Cette double approche a permis d’optimiser la formulation des bétons avec des granulats recyclés pour en tirer le meilleur parti et d’étudier la possibilité du multi-recyclage du béton (réalisation de plusieurs cycles à la suite).

Trois générations successives de bétons et de granulats

Pour cette thèse, voici la démarche qui a été adoptée.

• Des bétons de première génération (B1) ont été formulés en laboratoire avec les paramètres suivants :

- Nature des granulats naturels de première génération (G1) : siliceux semi-concassé ; calcaire ; mixte (sable siliceux semi-concassé et gravillon calcaire). Les deux premiers types de granulats représentent des situations extrêmes de formulation, le troisième correspond à une pratique courante de formulation ces dernières décennies.

- Résistances à la compression respectivement proches de 35 et 65 MPa (mégapascals) pour couvrir la gamme de bétons susceptibles d’être recyclés (en général, les vieux bétons à recycler ont des résistances assez élevées).

Puis, à la station d’étude du malaxage de l’Ifsttar, environ 35 m3 de ces bétons ont été coulés sous forme de cubes de 40 cm d’arête, formulés avec des ciments à prise rapide afin que la résistance à 90 jours soit représentative de celle à long terme. Après trois mois de durcissement en conditions extérieures, ils ont été concassés et criblés en trois classes granulaires (0/6,3 mm - 6,3/11,2 mm et 11,2/22,4 mm) sur une plateforme industrielle de recyclage à Nantes.

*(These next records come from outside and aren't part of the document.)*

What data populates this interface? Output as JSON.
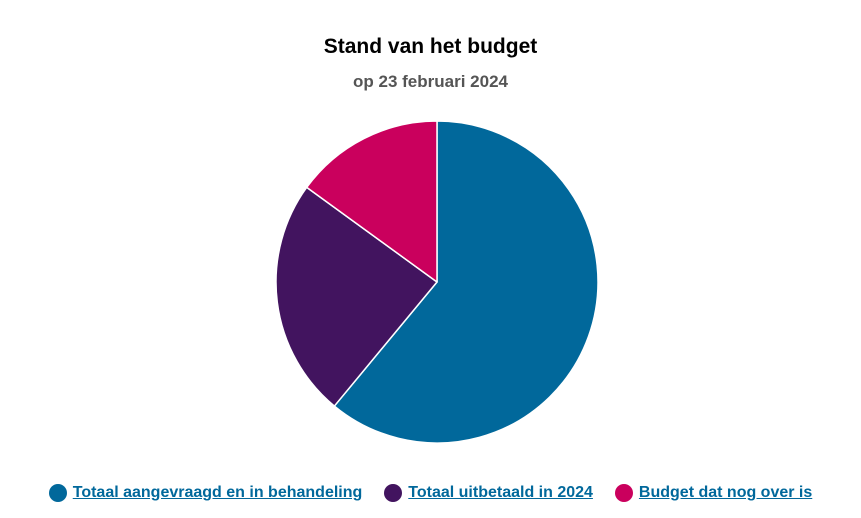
{
  "chart_data": {
    "type": "pie",
    "title": "Stand van het budget",
    "subtitle": "op 23 februari 2024",
    "start_angle_deg": 0,
    "direction": "clockwise",
    "legend_position": "bottom",
    "series": [
      {
        "name": "Totaal aangevraagd en in behandeling",
        "value": 61,
        "color": "#01689b"
      },
      {
        "name": "Totaal uitbetaald in 2024",
        "value": 24,
        "color": "#42145f"
      },
      {
        "name": "Budget dat nog over is",
        "value": 15,
        "color": "#ca005d"
      }
    ]
  }
}
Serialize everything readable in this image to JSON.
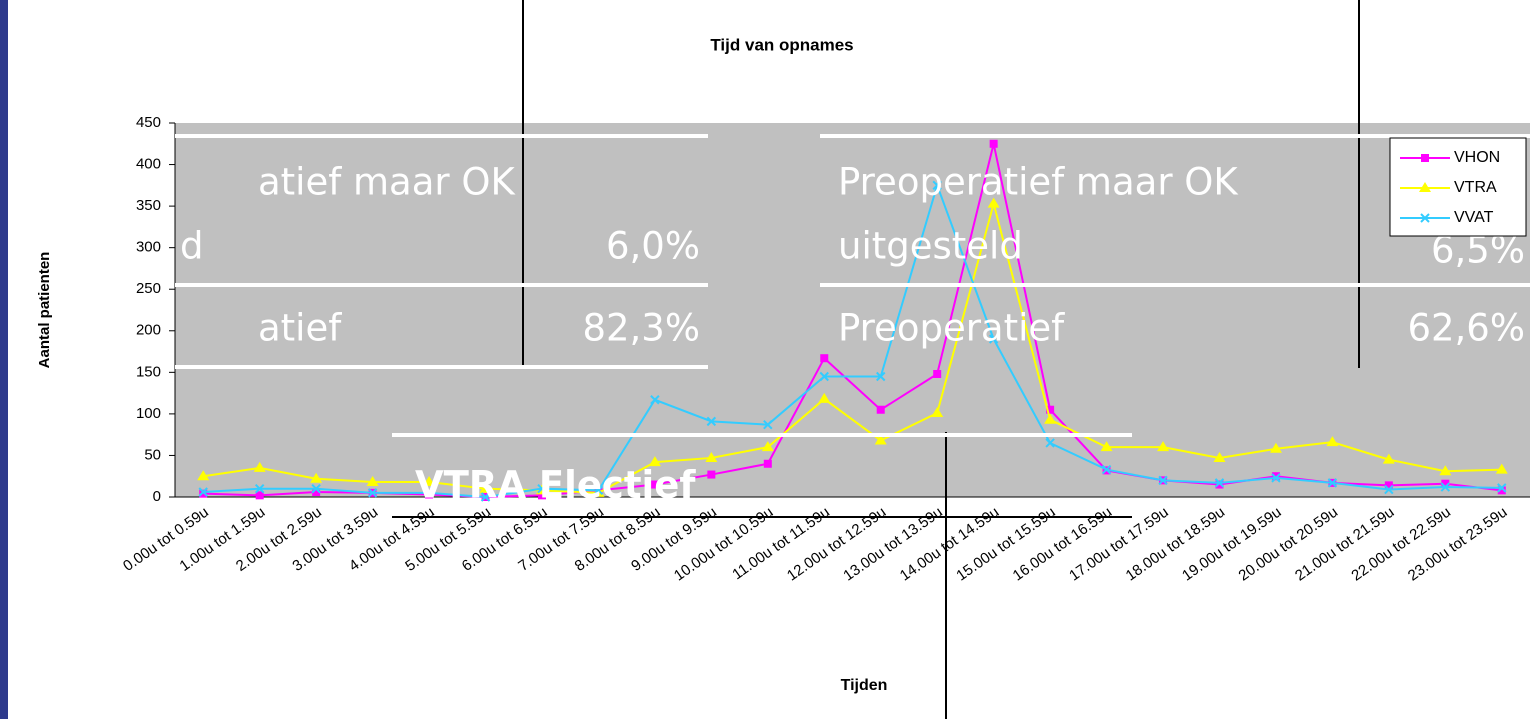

• Les granulats G2 ainsi produits ont été caractérisés comme il est fait habituellement pour les granulats à béton. Ces G2 issus des bétons composés avec des granulats mixtes ont fait l’objet d’un recyclage dans des bétons de deuxième génération B2 dont les paramètres de formulation étaient les suivants :

- Résistances à la compression proches de 35 et 65 MPa pour couvrir au mieux la gamme des bétons habituellement utilisés sur les chantiers et susceptibles de recevoir des granulats recyclés.

- Remplacement du sable et des gravillons par des recyclés ou seulement des gravillons. C’est, en effet, le sable recyclé qui a le plus d’influence sur les propriétés du béton.

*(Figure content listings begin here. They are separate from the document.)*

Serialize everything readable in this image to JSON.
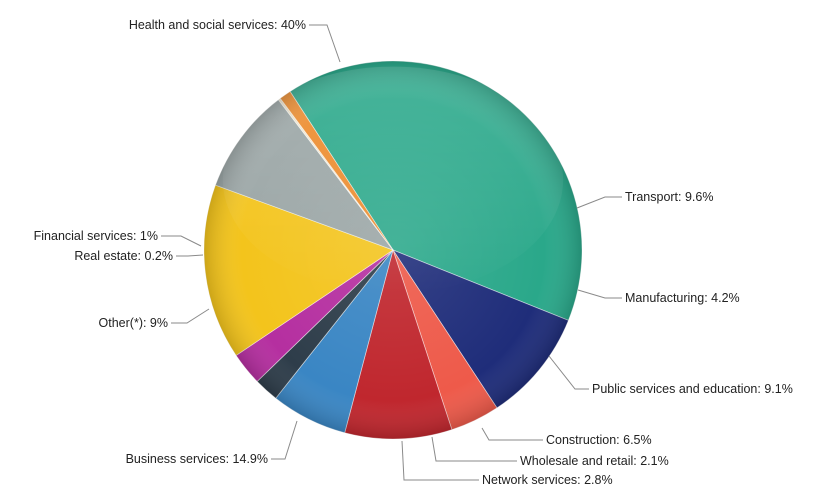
{
  "chart_data": {
    "type": "pie",
    "title": "",
    "slices": [
      {
        "label": "Health and social services: 40%",
        "name": "Health and social services",
        "value": 40.0,
        "color": "#2aa88a"
      },
      {
        "label": "Transport: 9.6%",
        "name": "Transport",
        "value": 9.6,
        "color": "#1f2d7a"
      },
      {
        "label": "Manufacturing: 4.2%",
        "name": "Manufacturing",
        "value": 4.2,
        "color": "#ee5a4a"
      },
      {
        "label": "Public services and education: 9.1%",
        "name": "Public services and education",
        "value": 9.1,
        "color": "#c0272e"
      },
      {
        "label": "Construction: 6.5%",
        "name": "Construction",
        "value": 6.5,
        "color": "#3a86c4"
      },
      {
        "label": "Wholesale and retail: 2.1%",
        "name": "Wholesale and retail",
        "value": 2.1,
        "color": "#2e3d4a"
      },
      {
        "label": "Network services: 2.8%",
        "name": "Network services",
        "value": 2.8,
        "color": "#b52fa0"
      },
      {
        "label": "Business services: 14.9%",
        "name": "Business services",
        "value": 14.9,
        "color": "#f3c41c"
      },
      {
        "label": "Other(*): 9%",
        "name": "Other(*)",
        "value": 9.0,
        "color": "#9aa5a5"
      },
      {
        "label": "Real estate: 0.2%",
        "name": "Real estate",
        "value": 0.2,
        "color": "#ede4cc"
      },
      {
        "label": "Financial services: 1%",
        "name": "Financial services",
        "value": 1.0,
        "color": "#ec8a2a"
      }
    ]
  }
}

- Utilisation (ou non) d’un agent réducteur de retrait.

• Enfin, certains B2 ont été à leur tour concassés en G3 puis recyclés, selon la même procédure, dans des bétons B3 de troisième génération.

Batterie d’essais et mesure de retrait total, la durabilité du béton étant dépendante de sa qualité...

Béton-Retrait-

Les essais réalisés sur les bétons B1, B2, B3 ont été les suivants : mesure de l’affaissement, de la résistance à la compression et au fendage, et du module élastique.

Ces essais ont été complétés par des mesures de retrait total. En effet, les granulats recyclés contiennent de la pâte de ciment et conduisent à augmenter le volume de pâte dans le nouveau béton. D’où une augmentation du retrait du béton avec, pour conséquences, des problèmes de fissuration dans les ouvrages, si ce retrait est bloqué, ou de perte élevée de précontrainte. La thèse cherche à mesurer l’amplitude de cette augmentation et à vérifier l’intérêt de l’utilisation d’un agent réducteur de retrait.

Enfin, la durabilité des bétons avec des granulats recyclés a été traitée à travers l’étude de la porosité accessible à l’eau, de la perméabilité au gaz et d’essais de carbonatation accélérée.

Des outils pour optimiser les bétons avec des granulats recyclés

Contrairement à certaines études antérieures, cette démarche a permis de maîtriser l’origine et les propriétés des granulats recyclés (notamment l’absence de pollution par du plâtre ou d’autres substances). D’où une analyse plus aisée des résultats et l’élaboration de modèles reliant les performances des bétons aux propriétés des granulats recyclés ou les performances des granulats recyclés à celles du béton d’origine. Ayant un caractère général, ces modèles pourront être appliqués à la formulation pratique.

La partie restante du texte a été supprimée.